36En zij, de schare gelaten hebbende, namen Hem mede, gelijk Hij in het schip was; en er waren nog andere scheepjes met Hem.
36Après avoir renvoyé la foule, ils l'emmenèrent dans la barque où il se trouvait; il y avait aussi d'autres barques avec lui.
37En er werd een grote storm van wind, en de baren sloegen over in het schip, alzo dat het nu vol werd.
37Il s'éleva un grand tourbillon, et les flots se jetaient dans la barque, au point qu'elle se remplissait déjà.
38En Hij was in het achterschip, slapende op een oorkussen; en zij wekten Hem op, en zeiden tot Hem: Meester, bekommert het U niet, dat wij vergaan?
38Et lui, il dormait à la poupe sur le coussin. Ils le réveillèrent, et lui dirent: Maître, ne t'inquiètes-tu pas de ce que nous périssons?
39En Hij opgewekt zijnde, bestrafte den wind, en zeide tot de zee: Zwijg, wees stil! En de wind ging liggen, en er werd grote stilte.
39S'étant réveillé, il menaça le vent, et dit à la mer: Silence! tais-toi! Et le vent cessa, et il y eut un grand calme.
40En Hij zeide tot hen: Wat zijt gij zo vreesachtig? Hoe hebt gij geen geloof?

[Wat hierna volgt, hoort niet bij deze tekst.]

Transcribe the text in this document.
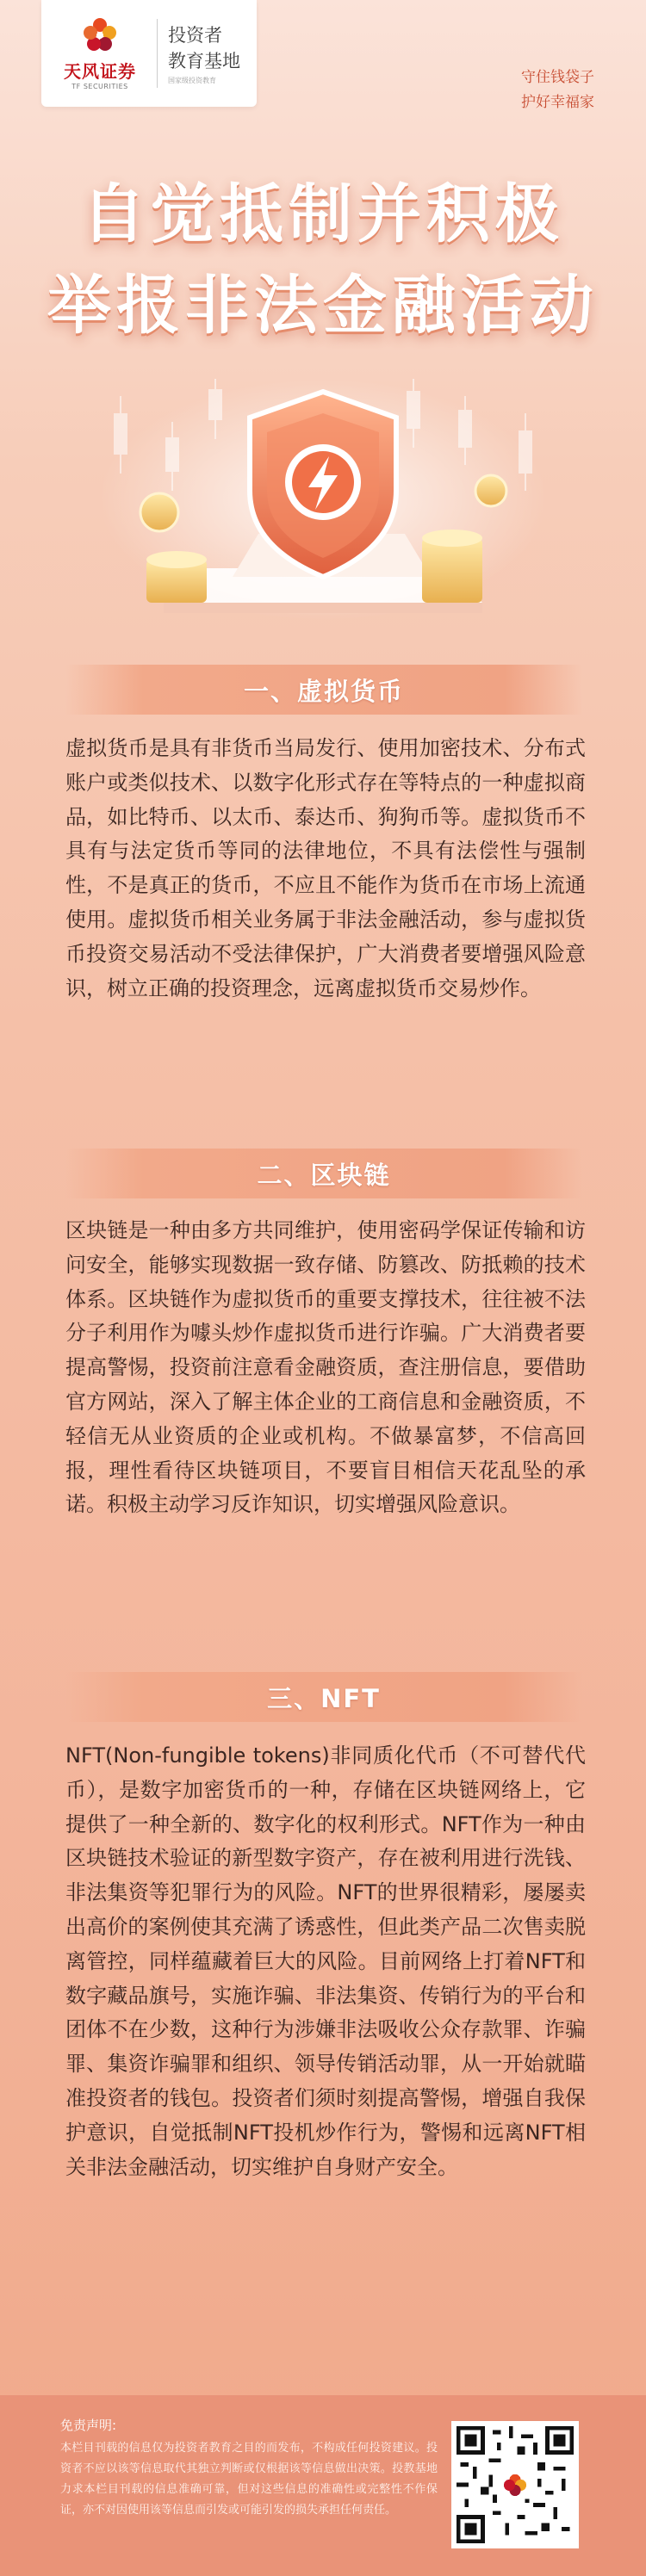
天风证券
TF SECURITIES
投资者
教育基地
国家级投资教育	守住钱袋子
护好幸福家
自觉抵制并积极
举报非法金融活动
一、虚拟货币
虚拟货币是具有非货币当局发行、使用加密技术、分布式账户或类似技术、以数字化形式存在等特点的一种虚拟商品，如比特币、以太币、泰达币、狗狗币等。虚拟货币不具有与法定货币等同的法律地位，不具有法偿性与强制性，不是真正的货币，不应且不能作为货币在市场上流通使用。虚拟货币相关业务属于非法金融活动，参与虚拟货币投资交易活动不受法律保护，广大消费者要增强风险意识，树立正确的投资理念，远离虚拟货币交易炒作。
二、区块链
区块链是一种由多方共同维护，使用密码学保证传输和访问安全，能够实现数据一致存储、防篡改、防抵赖的技术体系。区块链作为虚拟货币的重要支撑技术，往往被不法分子利用作为噱头炒作虚拟货币进行诈骗。广大消费者要提高警惕，投资前注意看金融资质，查注册信息，要借助官方网站，深入了解主体企业的工商信息和金融资质，不轻信无从业资质的企业或机构。不做暴富梦，不信高回报，理性看待区块链项目，不要盲目相信天花乱坠的承诺。积极主动学习反诈知识，切实增强风险意识。
三、NFT
NFT(Non-fungible tokens)非同质化代币（不可替代代币），是数字加密货币的一种，存储在区块链网络上，它提供了一种全新的、数字化的权利形式。NFT作为一种由区块链技术验证的新型数字资产，存在被利用进行洗钱、非法集资等犯罪行为的风险。NFT的世界很精彩，屡屡卖出高价的案例使其充满了诱惑性，但此类产品二次售卖脱离管控，同样蕴藏着巨大的风险。目前网络上打着NFT和数字藏品旗号，实施诈骗、非法集资、传销行为的平台和团体不在少数，这种行为涉嫌非法吸收公众存款罪、诈骗罪、集资诈骗罪和组织、领导传销活动罪，从一开始就瞄准投资者的钱包。投资者们须时刻提高警惕，增强自我保护意识，自觉抵制NFT投机炒作行为，警惕和远离NFT相关非法金融活动，切实维护自身财产安全。
免责声明:
本栏目刊载的信息仅为投资者教育之目的而发布，不构成任何投资建议。投资者不应以该等信息取代其独立判断或仅根据该等信息做出决策。投教基地力求本栏目刊载的信息准确可靠，但对这些信息的准确性或完整性不作保证，亦不对因使用该等信息而引发或可能引发的损失承担任何责任。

40Puis il leur dit: Pourquoi avez-vous ainsi peur? Comment n'avez-vous point de foi?
41En zij vreesden met grote vreze, en zeiden tot elkander: Wie is toch Deze, dat ook de wind en de zee Hem gehoorzaam zijn?
41Ils furent saisis d'une grande frayeur, et ils se dirent les uns aux autres: Quel est donc celui-ci, à qui obéissent même le vent et la mer?